In memoriam: Life in 2020

Photo lifted from Mayor Christina Garcia Frasco's Facebook
Photo lifted from Mayor Christina Garcia Frasco's Facebook

By Christina Garcia Frasco

Liloan, Cebu Mayor


FOR many of us, 2020 has been a year of loss. The distinctly contagious laughter of an uncle you will never hear again. The kind encouragement or words of advice you can now only imagine would have been said by family or a friend that has since passed on. The warmth of a hug replaced by an awkward wave from someone you love now standing at least one meter apart. The security of a job left precarious by the economic devastation the pandemic has left in its wake. The trip you never took, the graduation you never attended, the planned wedding or birthday bash you never had. The list goes on.

For many of us, 2020 has been a year to forget. The pangs of parting made more painful by the brevity of the health and safety protocol-laden goodbye. The nights fraught with anxiety and cold sweat not knowing whether you could continue to put warm food on your family’s table. The days of isolation and masked conversations so anathema to a lifetime defined by social interaction and physical affection.

So many of us are also still -- nearly a year into this -- in a state of disbelief. For how could any of us have predicted that life would change so drastically in the span of a year? That the norms, culture and traditions that define us could now also be so fatal to our very lives? Take handshakes, family reunions, dinner with friends, birthdays or fiestas, and even Holy Masses, for example. Each one an integral part of normal life. Each one now taboo in the new normal, that is, without the wearing of masks and social distancing.

Our children’s prolonged confinement in the four walls of our homes with only screens and devices and printed modules to replace the experience of “real school” is also a cause for growing concern. The lifelong effects of yearlong deprivation of social interaction with one’s peers is yet to be seen in the mental and emotional health of our children now sheltered from the outside world. Moreso the academic regression from detached educational systems further compounded by this situation that continues to place the Philippines squarely last in global testings on math and science.

Almost every day, at least one or all of my three children ask, “Mama, when Covid-19 is over, can we...(do this or that, go to this place, see our friends, cousins, etc)?” The list of things we have yet to do, places we have yet to go, and friends and family we have yet to see again, is ever growing. As is the concern if the world our children will have to grow up in will ever be the same again.

Will it ever be the same again? Perhaps not. Nor will we. Not only because of the void left in our collective memory of all that has been taken from us, and the opportunities and experiences lost, but also because of a collective shift in perspective. The things we thought were so ordinary we now value extraordinarily: the gift of life, the gift of family and friends, the opportunity to serve and to work, and to be part of a community.
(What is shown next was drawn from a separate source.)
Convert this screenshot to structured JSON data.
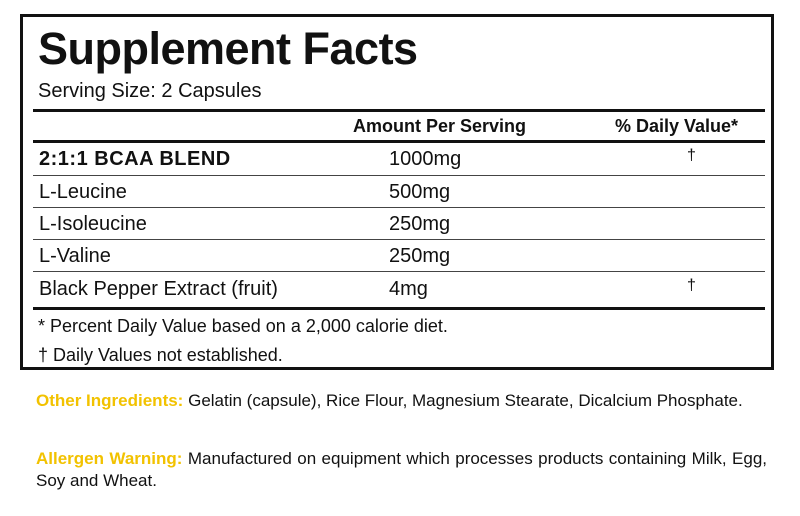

The mundane is made more meaningful because we now know the value of not being able to or not being allowed to do it on a regular basis.

The year lost in lockdowns was a year gained in time: time for ourselves and for our loved ones at home, time for that hobby we were too stressed to pursue and the books we were too tired to read or that series we were too tired to watch, time for the plants we were too preoccupied to propagate and friendships we were too busy to cultivate.

As we welcome the new year, I know in our hearts there is still longing, loss, and grief, and tears that have not been shed simply because none of us could afford to crumble in the year that needed each of us to fight for our very survival.

But as with each new day that dawns, with each new life that’s born, and each new flower that blooms, there is also always hope. Hope that healing will one day come and that life will have some sense of normalcy again, masks and social distancing notwithstanding.

Individually and collectively, the year that took so much from us also forged within us the clarity, strength and resilience that arms us with the daring to say when we welcome the new year or any other year: I survived. I have thrived. I have loved. And I will live. By God, and by God’s grace, I will live.